Movie Review : Velvet Buzzsaw (2019)
Our relationship to art is weird. It’s everywhere: cinema, television, video games, advertising, novels, etc. But it’s being sold to us like groceries, clothing items and whatnot: “watch Game of Thrones’ new season because… what else are you gonna do?” To us, art is a mere commodity that allows us to connect to coworkers we would otherwise have nothing in common with. The idea itself has lost its meaning to everyone, but the people making it. Believe it or not, there a movie about that. Dan Gilroy’s Velvet Buzzsaw explores the essence of art in the twenty-first century in a rather profound way without ever taking itself seriously. It’s pretty great.

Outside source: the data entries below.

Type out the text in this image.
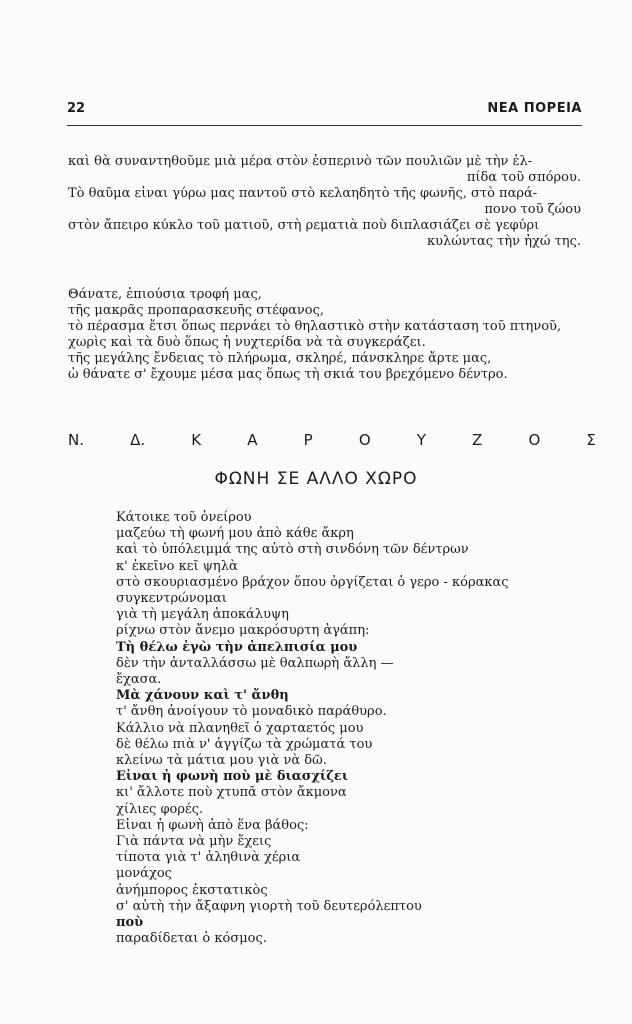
22	ΝΕΑ ΠΟΡΕΙΑ
καὶ θὰ συναντηθοῦμε μιὰ μέρα στὸν ἑσπερινὸ τῶν πουλιῶν μὲ τὴν ἐλ-
πίδα τοῦ σπόρου.
Τὸ θαῦμα εἶναι γύρω μας παντοῦ στὸ κελαηδητὸ τῆς φωνῆς, στὸ παρά-
πονο τοῦ ζώου
στὸν ἄπειρο κύκλο τοῦ ματιοῦ, στὴ ρεματιὰ ποὺ διπλασιάζει σὲ γεφύρι
κυλώντας τὴν ἠχώ της.
Θάνατε, ἐπιούσια τροφή μας,
τῆς μακρᾶς προπαρασκευῆς στέφανος,
τὸ πέρασμα ἔτσι ὅπως περνάει τὸ θηλαστικὸ στὴν κατάσταση τοῦ πτηνοῦ,
χωρὶς καὶ τὰ δυὸ ὅπως ἡ νυχτερίδα νὰ τὰ συγκεράζει.
τῆς μεγάλης ἔνδειας τὸ πλήρωμα, σκληρέ, πάνσκληρε ἄρτε μας,
ὦ θάνατε σ' ἔχουμε μέσα μας ὅπως τὴ σκιά του βρεχόμενο δέντρο.
Ν.	Δ.	Κ	Α	Ρ	Ο	Υ	Ζ	Ο	Σ
ΦΩΝΗ ΣΕ ΑΛΛΟ ΧΩΡΟ
Κάτοικε τοῦ ὀνείρου
μαζεύω τὴ φωνή μου ἀπὸ κάθε ἄκρη
καὶ τὸ ὑπόλειμμά της αὐτὸ στὴ σινδόνη τῶν δέντρων
κ' ἐκεῖνο κεῖ ψηλὰ
στὸ σκουριασμένο βράχον ὅπου ὀργίζεται ὁ γερο - κόρακας
συγκεντρώνομαι
γιὰ τὴ μεγάλη ἀποκάλυψη
ρίχνω στὸν ἄνεμο μακρόσυρτη ἀγάπη:
Τὴ θέλω ἐγὼ τὴν ἀπελπισία μου
δὲν τὴν ἀνταλλάσσω μὲ θαλπωρὴ ἄλλη —
ἔχασα.
Μὰ χάνουν καὶ τ' ἄνθη
τ' ἄνθη ἀνοίγουν τὸ μοναδικὸ παράθυρο.
Κάλλιο νὰ πλανηθεῖ ὁ χαρταετός μου
δὲ θέλω πιὰ ν' ἀγγίζω τὰ χρώματά του
κλείνω τὰ μάτια μου γιὰ νὰ δῶ.
Εἶναι ἡ φωνὴ ποὺ μὲ διασχίζει
κι' ἄλλοτε ποὺ χτυπᾶ στὸν ἄκμονα
χίλιες φορές.
Εἶναι ἡ φωνὴ ἀπὸ ἕνα βάθος:
Γιὰ πάντα νὰ μὴν ἔχεις
τίποτα γιὰ τ' ἀληθινὰ χέρια
μονάχος
ἀνήμπορος ἐκστατικὸς
σ' αὐτὴ τὴν ἄξαφνη γιορτὴ τοῦ δευτερόλεπτου
ποὺ
παραδίδεται ὁ κόσμος.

Velvet Buzzsaw is the story of Josephina (Zawe Ahston), an art gallery worker who accidentally discovers an unknown genius painter who lived in her building. The work of the enigmatic Vetril Dease (who’s corpse is played by Alan Mandell) immediately enthralls renowned critic and tastemaker Morf Vanderwalt (Jake Gyllenhall) and art galleries start fighting over it. But little do they know, Dease left instruction to destroy his paintings after he’s dead and now, people who attempt to profit from them are starting to die themselves. And they don’t just disappear in happy, painless ways. They suffer a fucked up fate.
This movie was a lot of fun. Velvet Buzzsaw about art and the effect it has on people, but it only features two painters (John Malkovich and Daveed Diggs), who really don’t do much. I believe both of them amount to a single painting through the entire movie. The main characters of Velvet Buzzsaw aren’t artists. They commercialize art and make it profitable, which results in artists becoming comfortable a losing inspiration. Malkovich’s character Piers stopped drinking, has an entire floor of his studio dedicated to reproductions and…. cannot pain anything interesting, anymore.
What unites the characters is their reactions to Vetril Dease’s paintings. It’s visceral. They can’t fake it. The paintings reveal their true nature: Rhodora (Rene Russo) becomes greedy and ruthless, passionate Morf become obsessed to a point it overtakes his life, Piers stars drinking again, Damrish is inspired to leave Rhodora’s gallery and go back to what works for him, etc. And from the grave, Dease weeds out the unrighteous. The people who compromise the purity of art. Theoretically, art should be moving people and revealing their inner self. Creation should come from a pure place and in Velvet Buzzsaw, the “boogeyman” is murdering those who compromise artistic integrity.
If Velvet Buzzsaw works so well, it’s because writer and director Dan Gilroy is one of the sharpest, most original screenwriters in mainstream cinema today. His work is so freakin’ quirky and off-beat. For example, Morf should be an unpleasant character, but the fact that he’s a homosexual man experiencing genuine feelings for Josephina makes him thoroughly alone and therefore somewhat of an underdog. There are many straight men experiencing homosexual feelings in cinema, but the opposite? That’s a first for me. Also, like in Nightcrawler, the villain is pretty much the protagonist of this movie. Except we’re experiencing him through the antagonists point of view. Mindfuck level = master.
Velvet Buzzsaw received polarizing reviews. It has a 66% approval rating on RottenTomatoes, which is borderline criminal to me. I don’t know if critics felt attacked by Morf Vanderwalt’s character, but whoever didn’t see the Coen brothers level of deadpan humor and metacommentary in this movie maybe shouldn’t be reviewing movies for a living. Velvet Buzzsaw is a triumph. It is hard evidence that in 2019, you can be serious and take risks, while not taking yourself seriously. Dan Gilroy is one of the best screenwriters/filmmakers working today and we should be cherishing him as such. Velvet Buzzsaw is perhaps not perfect, but it is deceptively cerebral and gloriously alive.